Limitations and Roadmap
No tool is perfect. As of kuzu v0.136, the following limitations remain:
- No distributed mode – You cannot cluster multiple Kuzu instances. It is single-node, though multi-threaded.
- Graph algorithms library – Unlike Neo4j GDS, Kuzu does not have built-in PageRank, Louvain, or Label Propagation. You must implement these via Cypher iterations.
- Full-text indexing – Partial support via
CONTAINSpredicate, but no inverted indices for tokenized search.
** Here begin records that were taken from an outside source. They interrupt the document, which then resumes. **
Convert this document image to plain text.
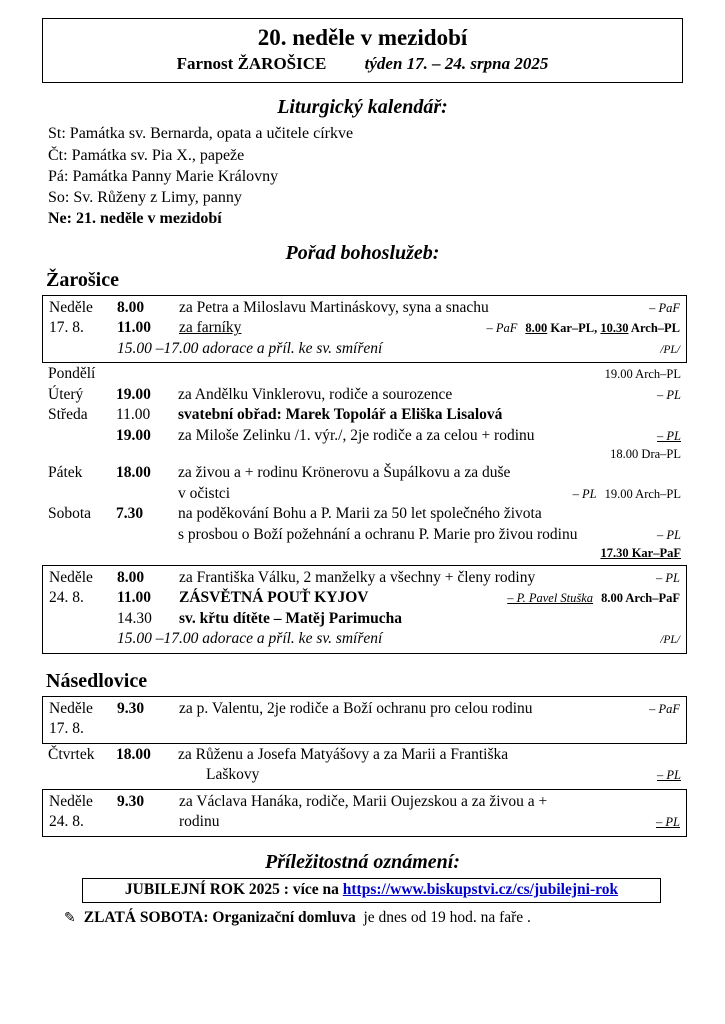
20. neděle v mezidobí
Farnost ŽAROŠICE týden 17. – 24. srpna 2025
Liturgický kalendář:
St: Památka sv. Bernarda, opata a učitele církve
Čt: Památka sv. Pia X., papeže
Pá: Památka Panny Marie Královny
So: Sv. Růženy z Limy, panny
Ne: 21. neděle v mezidobí
Pořad bohoslužeb:
Žarošice
Neděle	8.00	za Petra a Miloslavu Martináskovy, syna a snachu	– PaF
17. 8.	11.00	za farníky	– PaF 8.00 Kar–PL, 10.30 Arch–PL
15.00 –17.00 adorace a příl. ke sv. smíření	/PL/
Pondělí	19.00 Arch–PL
Úterý	19.00	za Andělku Vinklerovu, rodiče a sourozence	– PL
Středa	11.00	svatební obřad: Marek Topolář a Eliška Lisalová
19.00	za Miloše Zelinku /1. výr./, 2je rodiče a za celou + rodinu	– PL
18.00 Dra–PL
Pátek	18.00	za živou a + rodinu Krönerovu a Šupálkovu a za duše
v očistci	– PL 19.00 Arch–PL
Sobota	7.30	na poděkování Bohu a P. Marii za 50 let společného života
s prosbou o Boží požehnání a ochranu P. Marie pro živou rodinu	– PL
17.30 Kar–PaF
Neděle	8.00	za Františka Válku, 2 manželky a všechny + členy rodiny	– PL
24. 8.	11.00	ZÁSVĚTNÁ POUŤ KYJOV	– P. Pavel Stuška 8.00 Arch–PaF
14.30	sv. křtu dítěte – Matěj Parimucha
15.00 –17.00 adorace a příl. ke sv. smíření	/PL/
Násedlovice
Neděle	9.30	za p. Valentu, 2je rodiče a Boží ochranu pro celou rodinu	– PaF
17. 8.
Čtvrtek	18.00	za Růženu a Josefa Matyášovy a za Marii a Františka
Laškovy	– PL
Neděle	9.30	za Václava Hanáka, rodiče, Marii Oujezskou a za živou a +
24. 8.	rodinu	– PL
Příležitostná oznámení:
JUBILEJNÍ ROK 2025 : více na https://www.biskupstvi.cz/cs/jubilejni-rok
✎ ZLATÁ SOBOTA: Organizační domluva je dnes od 19 hod. na faře .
The roadmap for v0.140 (planned Q3 2025) includes a built-in procedural language for graph algorithms and a WebAssembly (WASM) build for browser-based graph databases.
4. Cypher Compatibility: UNWIND and CALL {}
Two missing Cypher clauses have been added. The UNWIND clause now works seamlessly with the new LIST type, allowing you to flatten arrays into rows. The CALL {} subquery syntax (with IN TRANSACTIONS) enables batch processing of large updates without overwhelming memory.